When the prescription requires strong lenses that will likely be thick, you should try to stay away from bigger frames that will only thicken the lenses further. Smaller lenses also have the tendency to have lesser higher-order aberrations close to the lens’ edge compared to large lenses of similar prescription and material so there will be lesser risks of distorted or blurred peripheral vision.
Go for an Attractive and Modern Style
Many kids feel self-conscious wearing eyeglasses for the very first time. Always pick frames with an attractive and modern style. Aside from this, features such as photochromic lenses that can automatically darken outdoors under the sun may help motivate your kid to want to wear eyeglasses.

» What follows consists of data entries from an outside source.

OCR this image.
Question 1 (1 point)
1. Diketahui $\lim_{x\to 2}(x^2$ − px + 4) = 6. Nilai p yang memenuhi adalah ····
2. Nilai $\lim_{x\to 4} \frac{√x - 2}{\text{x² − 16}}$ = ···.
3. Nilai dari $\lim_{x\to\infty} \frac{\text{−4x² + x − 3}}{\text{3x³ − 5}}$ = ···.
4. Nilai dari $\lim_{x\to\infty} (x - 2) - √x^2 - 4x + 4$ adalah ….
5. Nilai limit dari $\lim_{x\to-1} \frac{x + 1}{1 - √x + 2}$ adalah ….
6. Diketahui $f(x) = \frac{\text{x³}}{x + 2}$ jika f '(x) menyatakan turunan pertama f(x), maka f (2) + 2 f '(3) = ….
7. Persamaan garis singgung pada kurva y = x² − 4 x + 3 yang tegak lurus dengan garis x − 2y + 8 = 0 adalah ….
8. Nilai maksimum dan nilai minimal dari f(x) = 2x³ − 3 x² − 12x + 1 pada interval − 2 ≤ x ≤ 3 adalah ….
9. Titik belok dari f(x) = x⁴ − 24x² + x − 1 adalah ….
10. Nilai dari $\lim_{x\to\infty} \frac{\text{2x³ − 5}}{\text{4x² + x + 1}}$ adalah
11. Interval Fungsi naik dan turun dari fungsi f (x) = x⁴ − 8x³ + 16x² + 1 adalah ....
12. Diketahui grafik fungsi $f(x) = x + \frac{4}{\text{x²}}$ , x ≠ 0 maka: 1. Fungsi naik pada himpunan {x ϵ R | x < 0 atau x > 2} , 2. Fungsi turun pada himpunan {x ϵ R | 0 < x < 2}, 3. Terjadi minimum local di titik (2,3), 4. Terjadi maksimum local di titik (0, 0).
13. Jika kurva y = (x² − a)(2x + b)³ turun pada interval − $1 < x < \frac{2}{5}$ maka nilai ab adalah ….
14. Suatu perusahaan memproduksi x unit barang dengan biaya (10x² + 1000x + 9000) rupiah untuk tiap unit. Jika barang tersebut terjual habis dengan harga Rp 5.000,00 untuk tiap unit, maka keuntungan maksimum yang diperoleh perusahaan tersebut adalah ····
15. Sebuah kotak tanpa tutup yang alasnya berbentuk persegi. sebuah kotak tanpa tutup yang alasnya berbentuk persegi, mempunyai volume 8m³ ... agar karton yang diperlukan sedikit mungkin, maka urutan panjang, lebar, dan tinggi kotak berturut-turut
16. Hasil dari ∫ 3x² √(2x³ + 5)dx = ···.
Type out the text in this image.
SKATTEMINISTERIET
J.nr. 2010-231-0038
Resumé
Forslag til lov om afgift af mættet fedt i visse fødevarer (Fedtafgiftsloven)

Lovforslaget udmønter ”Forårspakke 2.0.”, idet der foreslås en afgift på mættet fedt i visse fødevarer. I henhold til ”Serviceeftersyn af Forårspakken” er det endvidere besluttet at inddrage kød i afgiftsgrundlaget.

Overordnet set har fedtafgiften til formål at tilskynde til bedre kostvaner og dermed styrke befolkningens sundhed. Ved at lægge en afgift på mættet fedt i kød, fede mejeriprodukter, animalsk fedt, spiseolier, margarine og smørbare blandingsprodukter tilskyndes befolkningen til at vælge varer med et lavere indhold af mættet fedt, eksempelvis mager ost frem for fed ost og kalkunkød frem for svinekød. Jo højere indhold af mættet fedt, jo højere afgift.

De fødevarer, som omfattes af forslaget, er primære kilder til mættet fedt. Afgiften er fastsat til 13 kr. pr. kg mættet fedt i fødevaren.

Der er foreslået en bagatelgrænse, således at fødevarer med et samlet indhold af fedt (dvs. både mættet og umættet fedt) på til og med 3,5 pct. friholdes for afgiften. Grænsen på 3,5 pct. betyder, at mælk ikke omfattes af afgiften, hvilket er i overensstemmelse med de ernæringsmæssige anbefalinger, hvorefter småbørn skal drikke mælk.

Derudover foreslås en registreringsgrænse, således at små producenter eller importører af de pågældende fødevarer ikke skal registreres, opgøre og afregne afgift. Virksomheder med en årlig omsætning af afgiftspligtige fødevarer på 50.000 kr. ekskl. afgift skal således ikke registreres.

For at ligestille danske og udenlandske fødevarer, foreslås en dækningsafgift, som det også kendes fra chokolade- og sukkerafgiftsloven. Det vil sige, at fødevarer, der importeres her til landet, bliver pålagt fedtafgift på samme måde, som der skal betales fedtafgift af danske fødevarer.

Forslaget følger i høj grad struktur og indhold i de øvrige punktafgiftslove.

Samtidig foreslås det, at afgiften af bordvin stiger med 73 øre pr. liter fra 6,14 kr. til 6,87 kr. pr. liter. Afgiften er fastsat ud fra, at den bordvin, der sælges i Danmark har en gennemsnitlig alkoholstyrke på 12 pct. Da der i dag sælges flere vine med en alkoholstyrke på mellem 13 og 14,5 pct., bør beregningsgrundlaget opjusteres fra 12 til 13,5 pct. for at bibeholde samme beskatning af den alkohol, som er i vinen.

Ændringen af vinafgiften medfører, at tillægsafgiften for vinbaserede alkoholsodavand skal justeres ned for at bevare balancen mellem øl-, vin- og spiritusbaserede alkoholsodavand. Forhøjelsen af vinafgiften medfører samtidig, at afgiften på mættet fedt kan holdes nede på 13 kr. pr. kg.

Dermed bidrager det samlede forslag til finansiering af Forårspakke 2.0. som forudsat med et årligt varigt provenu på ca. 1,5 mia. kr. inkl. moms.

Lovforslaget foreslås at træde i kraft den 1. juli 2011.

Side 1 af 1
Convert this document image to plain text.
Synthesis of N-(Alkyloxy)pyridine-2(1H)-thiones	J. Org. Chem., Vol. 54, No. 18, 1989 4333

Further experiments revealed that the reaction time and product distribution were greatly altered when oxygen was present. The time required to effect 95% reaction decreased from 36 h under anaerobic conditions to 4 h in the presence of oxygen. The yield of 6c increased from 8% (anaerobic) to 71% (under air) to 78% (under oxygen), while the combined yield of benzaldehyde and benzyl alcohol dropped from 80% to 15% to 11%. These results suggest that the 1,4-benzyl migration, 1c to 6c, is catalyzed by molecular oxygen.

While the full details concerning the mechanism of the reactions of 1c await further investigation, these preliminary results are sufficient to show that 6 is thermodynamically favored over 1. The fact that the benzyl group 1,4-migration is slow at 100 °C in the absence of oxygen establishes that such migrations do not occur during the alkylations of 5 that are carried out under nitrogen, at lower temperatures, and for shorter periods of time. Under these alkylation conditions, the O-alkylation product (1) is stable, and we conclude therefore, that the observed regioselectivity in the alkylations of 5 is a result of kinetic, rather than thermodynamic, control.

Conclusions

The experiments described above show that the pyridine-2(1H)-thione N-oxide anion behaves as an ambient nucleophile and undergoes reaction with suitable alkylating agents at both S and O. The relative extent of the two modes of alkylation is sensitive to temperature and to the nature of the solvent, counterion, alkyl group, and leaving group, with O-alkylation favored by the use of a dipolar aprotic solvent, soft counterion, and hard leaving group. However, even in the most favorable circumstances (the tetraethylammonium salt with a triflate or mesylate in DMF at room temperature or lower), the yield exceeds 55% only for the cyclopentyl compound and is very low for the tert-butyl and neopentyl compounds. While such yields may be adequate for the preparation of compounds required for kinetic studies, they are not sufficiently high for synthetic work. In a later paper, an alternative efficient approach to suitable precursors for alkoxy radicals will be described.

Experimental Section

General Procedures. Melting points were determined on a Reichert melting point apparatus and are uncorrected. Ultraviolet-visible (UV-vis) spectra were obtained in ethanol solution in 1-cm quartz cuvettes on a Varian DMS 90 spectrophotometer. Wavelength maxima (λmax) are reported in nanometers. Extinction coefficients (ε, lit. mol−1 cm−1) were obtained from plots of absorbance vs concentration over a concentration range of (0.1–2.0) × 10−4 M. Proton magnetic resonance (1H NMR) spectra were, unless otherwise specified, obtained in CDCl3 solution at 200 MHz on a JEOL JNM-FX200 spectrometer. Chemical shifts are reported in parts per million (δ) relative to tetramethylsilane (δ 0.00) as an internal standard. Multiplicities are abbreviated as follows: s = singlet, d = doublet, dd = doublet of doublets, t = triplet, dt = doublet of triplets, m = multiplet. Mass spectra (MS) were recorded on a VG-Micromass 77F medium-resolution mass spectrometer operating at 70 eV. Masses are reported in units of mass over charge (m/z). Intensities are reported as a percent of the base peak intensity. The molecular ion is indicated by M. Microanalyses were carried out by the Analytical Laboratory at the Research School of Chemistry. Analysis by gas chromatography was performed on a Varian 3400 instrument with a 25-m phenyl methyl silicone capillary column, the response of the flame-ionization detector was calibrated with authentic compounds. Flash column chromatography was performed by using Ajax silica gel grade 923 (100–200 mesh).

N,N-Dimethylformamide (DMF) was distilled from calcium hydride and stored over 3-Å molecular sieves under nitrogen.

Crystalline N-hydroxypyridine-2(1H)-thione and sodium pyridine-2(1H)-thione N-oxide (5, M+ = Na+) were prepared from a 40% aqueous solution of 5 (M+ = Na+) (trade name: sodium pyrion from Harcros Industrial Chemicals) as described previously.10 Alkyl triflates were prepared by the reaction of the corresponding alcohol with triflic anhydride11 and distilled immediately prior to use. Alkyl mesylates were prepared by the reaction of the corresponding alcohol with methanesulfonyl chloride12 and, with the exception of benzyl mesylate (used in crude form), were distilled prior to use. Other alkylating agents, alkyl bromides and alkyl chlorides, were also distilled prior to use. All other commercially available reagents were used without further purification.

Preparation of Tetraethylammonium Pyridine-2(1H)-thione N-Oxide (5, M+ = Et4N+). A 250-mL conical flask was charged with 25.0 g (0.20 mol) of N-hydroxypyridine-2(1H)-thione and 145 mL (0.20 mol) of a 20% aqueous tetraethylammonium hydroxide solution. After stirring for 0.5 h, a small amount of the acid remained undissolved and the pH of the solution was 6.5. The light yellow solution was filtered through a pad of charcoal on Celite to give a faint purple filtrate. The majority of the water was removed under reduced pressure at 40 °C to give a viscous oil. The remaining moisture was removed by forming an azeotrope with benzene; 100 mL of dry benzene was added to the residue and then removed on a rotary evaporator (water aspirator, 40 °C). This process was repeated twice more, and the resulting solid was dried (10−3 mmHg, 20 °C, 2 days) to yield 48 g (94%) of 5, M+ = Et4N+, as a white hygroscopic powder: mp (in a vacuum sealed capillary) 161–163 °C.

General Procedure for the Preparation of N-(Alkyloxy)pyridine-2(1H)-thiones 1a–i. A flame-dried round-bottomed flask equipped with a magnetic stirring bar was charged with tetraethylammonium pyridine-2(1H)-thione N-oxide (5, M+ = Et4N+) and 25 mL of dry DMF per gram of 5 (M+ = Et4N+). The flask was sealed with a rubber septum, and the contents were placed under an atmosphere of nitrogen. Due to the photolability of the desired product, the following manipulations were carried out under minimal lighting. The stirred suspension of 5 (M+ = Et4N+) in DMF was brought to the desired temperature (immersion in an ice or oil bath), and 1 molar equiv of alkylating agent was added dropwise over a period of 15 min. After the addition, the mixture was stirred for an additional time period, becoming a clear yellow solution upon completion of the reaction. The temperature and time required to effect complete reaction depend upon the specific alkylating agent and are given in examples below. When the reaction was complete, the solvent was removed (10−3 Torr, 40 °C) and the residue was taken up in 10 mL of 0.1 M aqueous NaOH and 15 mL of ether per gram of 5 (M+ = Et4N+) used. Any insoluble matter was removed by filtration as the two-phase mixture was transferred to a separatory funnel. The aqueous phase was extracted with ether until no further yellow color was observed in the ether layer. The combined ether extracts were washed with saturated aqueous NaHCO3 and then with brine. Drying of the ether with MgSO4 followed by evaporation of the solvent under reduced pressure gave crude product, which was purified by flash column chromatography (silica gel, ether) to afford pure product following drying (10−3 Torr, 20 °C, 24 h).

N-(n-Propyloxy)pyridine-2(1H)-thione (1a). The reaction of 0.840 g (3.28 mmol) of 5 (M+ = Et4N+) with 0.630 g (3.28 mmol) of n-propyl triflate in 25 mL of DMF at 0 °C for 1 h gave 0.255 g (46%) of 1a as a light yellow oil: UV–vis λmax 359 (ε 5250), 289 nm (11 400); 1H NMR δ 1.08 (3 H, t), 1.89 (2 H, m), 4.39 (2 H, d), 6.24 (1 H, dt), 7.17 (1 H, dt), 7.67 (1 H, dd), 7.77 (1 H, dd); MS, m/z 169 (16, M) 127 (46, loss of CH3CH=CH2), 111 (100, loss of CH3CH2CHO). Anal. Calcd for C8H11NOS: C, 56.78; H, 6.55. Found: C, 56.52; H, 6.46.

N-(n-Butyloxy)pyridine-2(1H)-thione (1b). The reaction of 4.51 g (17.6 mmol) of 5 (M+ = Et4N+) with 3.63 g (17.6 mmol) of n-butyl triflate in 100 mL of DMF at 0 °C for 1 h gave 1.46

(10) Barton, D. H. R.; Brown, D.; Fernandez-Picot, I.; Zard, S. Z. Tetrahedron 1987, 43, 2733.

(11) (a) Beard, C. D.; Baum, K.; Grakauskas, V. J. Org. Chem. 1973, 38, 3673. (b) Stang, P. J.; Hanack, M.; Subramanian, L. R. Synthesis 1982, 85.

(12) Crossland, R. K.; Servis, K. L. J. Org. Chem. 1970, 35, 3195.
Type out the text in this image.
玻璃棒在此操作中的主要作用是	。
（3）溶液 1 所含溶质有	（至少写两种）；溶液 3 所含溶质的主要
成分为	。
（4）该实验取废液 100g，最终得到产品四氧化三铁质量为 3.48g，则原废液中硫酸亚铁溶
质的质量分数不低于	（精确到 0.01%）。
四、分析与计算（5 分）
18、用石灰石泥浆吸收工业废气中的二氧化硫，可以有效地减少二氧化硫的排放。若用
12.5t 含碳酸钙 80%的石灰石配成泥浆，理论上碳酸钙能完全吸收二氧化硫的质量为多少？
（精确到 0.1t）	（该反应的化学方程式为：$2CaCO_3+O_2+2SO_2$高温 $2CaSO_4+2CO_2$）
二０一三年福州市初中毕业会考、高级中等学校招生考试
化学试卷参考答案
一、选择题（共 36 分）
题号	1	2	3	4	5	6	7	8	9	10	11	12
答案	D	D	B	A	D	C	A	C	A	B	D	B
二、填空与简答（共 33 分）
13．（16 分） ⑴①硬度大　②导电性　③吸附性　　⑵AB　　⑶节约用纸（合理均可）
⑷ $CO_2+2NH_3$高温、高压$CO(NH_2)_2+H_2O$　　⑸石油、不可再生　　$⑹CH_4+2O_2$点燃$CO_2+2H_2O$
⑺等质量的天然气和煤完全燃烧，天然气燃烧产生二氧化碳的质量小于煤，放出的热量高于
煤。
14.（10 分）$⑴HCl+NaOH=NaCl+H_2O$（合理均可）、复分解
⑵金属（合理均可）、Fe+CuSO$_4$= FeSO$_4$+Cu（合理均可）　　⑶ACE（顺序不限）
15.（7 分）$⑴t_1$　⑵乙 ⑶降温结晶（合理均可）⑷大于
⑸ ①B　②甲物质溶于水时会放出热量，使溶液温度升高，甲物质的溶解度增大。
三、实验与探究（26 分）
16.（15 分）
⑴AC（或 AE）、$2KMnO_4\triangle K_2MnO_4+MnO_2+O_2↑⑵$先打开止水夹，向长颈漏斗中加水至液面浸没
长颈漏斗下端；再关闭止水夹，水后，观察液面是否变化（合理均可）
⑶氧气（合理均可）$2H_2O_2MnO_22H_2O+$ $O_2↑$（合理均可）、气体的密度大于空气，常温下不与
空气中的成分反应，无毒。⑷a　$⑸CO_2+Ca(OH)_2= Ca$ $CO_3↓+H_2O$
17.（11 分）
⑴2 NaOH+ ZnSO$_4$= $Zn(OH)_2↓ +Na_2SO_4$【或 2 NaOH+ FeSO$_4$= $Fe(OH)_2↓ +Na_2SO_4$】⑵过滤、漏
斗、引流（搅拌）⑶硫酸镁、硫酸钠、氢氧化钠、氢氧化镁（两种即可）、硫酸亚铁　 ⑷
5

Decide between Metal and Plastic
Frames for children glasses can be made either of metal or plastic and most also feature styles that intentionally imitate the unisex glass frames made for adults. Children are usually attracted to such styles since these can make them appear more grown-up. It is also common for kids to pick glasses that resemble those that their parents or older siblings use or wear.
Back in the days, plastic frames used to be the better option for kids since these were cheaper, lighter in weight, less likely to break or bend, and considered to be more durable.
Manufacturers today are producing metal frames that also have these features. Metal composition may differ so always ask the optician to know the one that best suits your child according to experience with various alloys.
Pick frames made from hypoallergenic materials in case your child is sensitive to some substances. For instance, there are people who have allergies to metal frames containing nickel.
Ensure Proper Fit to the Nose Bridge
One of the most difficult aspects of shopping for the right frames for young kids is that their nose is not fully developed yet so they don’t have the bridge to ensure that plastic frames don’t slide down. However, metal frames are often made with nose pads that can be adjusted to make them fit anyone’s nose bridge.